- Bhana Location in Punjab, India Bhana Bhana (India)
- Coordinates: 30°40′01″N 74°49′59″E﻿ / ﻿30.666904°N 74.833167°E
- Country: India
- State: Punjab
- District: Kapurthala

Government
- • Type: Panchayati raj (India)
- • Body: Gram panchayat

Population (2011)
- • Total: 58
- Sex ratio 29/29♂/♀

Languages
- • Official: Punjabi
- • Other spoken: Hindi
- Time zone: UTC+5:30 (IST)
- PIN: 144625
- Telephone code: 01822
- ISO 3166 code: IN-PB
- Vehicle registration: PB-09
- Website: kapurthala.gov.in

= Bhana, Kapurthala =

Bhana is a village in Kapurthala district of Punjab State, India. It is located 13 km from Kapurthala, which is both district and sub-district headquarters of Bhana. The village is administrated by a Sarpanch, who is an elected representative.

== Demography ==
According to the report published by Census India in 2011, Bhana has a total number of 12 houses and population of 58 of which include 29 males and 29 females.
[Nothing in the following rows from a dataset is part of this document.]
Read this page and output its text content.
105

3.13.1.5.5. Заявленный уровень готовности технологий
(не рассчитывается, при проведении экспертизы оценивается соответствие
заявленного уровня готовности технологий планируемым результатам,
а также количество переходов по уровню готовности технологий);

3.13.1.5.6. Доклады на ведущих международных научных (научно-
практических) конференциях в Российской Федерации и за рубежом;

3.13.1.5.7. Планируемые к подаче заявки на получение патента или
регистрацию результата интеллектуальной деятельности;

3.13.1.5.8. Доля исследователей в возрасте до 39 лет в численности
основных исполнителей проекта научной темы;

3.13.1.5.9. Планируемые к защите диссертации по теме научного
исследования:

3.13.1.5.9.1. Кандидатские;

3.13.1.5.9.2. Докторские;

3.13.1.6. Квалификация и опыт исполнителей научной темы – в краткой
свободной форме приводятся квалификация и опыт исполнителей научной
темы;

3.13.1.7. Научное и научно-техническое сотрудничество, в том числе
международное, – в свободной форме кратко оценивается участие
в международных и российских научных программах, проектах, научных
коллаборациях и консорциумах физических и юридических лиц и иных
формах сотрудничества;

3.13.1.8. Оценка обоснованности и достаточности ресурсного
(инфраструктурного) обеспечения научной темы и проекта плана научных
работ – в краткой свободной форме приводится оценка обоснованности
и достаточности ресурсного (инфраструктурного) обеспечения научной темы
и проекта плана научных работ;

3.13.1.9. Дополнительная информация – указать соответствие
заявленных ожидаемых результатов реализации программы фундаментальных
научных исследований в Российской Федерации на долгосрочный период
Literacy rate of Bhana is 74.51%, lower than state average of 75.84%. The population of children under the age of 6 years is 7 which is 12.07% of total population of Bhana, and child sex ratio is approximately 1333, higher than state average of 846.

== Population data ==

| Particulars | Total | Male | Female |
|---|---|---|---|
| Total No. of Houses | 12 | - | - |
| Population | 58 | 29 | 29 |
| Child (0–6) | 7 | 3 | 4 |
| Schedule Caste | 0 | 0 | 0 |
| Schedule Tribe | 0 | 0 | 0 |
| Literacy | 74.51 % | 80.77 % | 68.00 % |
| Total Workers | 29 | 22 | 7 |
| Main Worker | 15 | 0 | 0 |
| Marginal Worker | 14 | 8 | 6 |

==Air travel connectivity==
The closest airport to the village is Sri Guru Ram Dass Jee International Airport.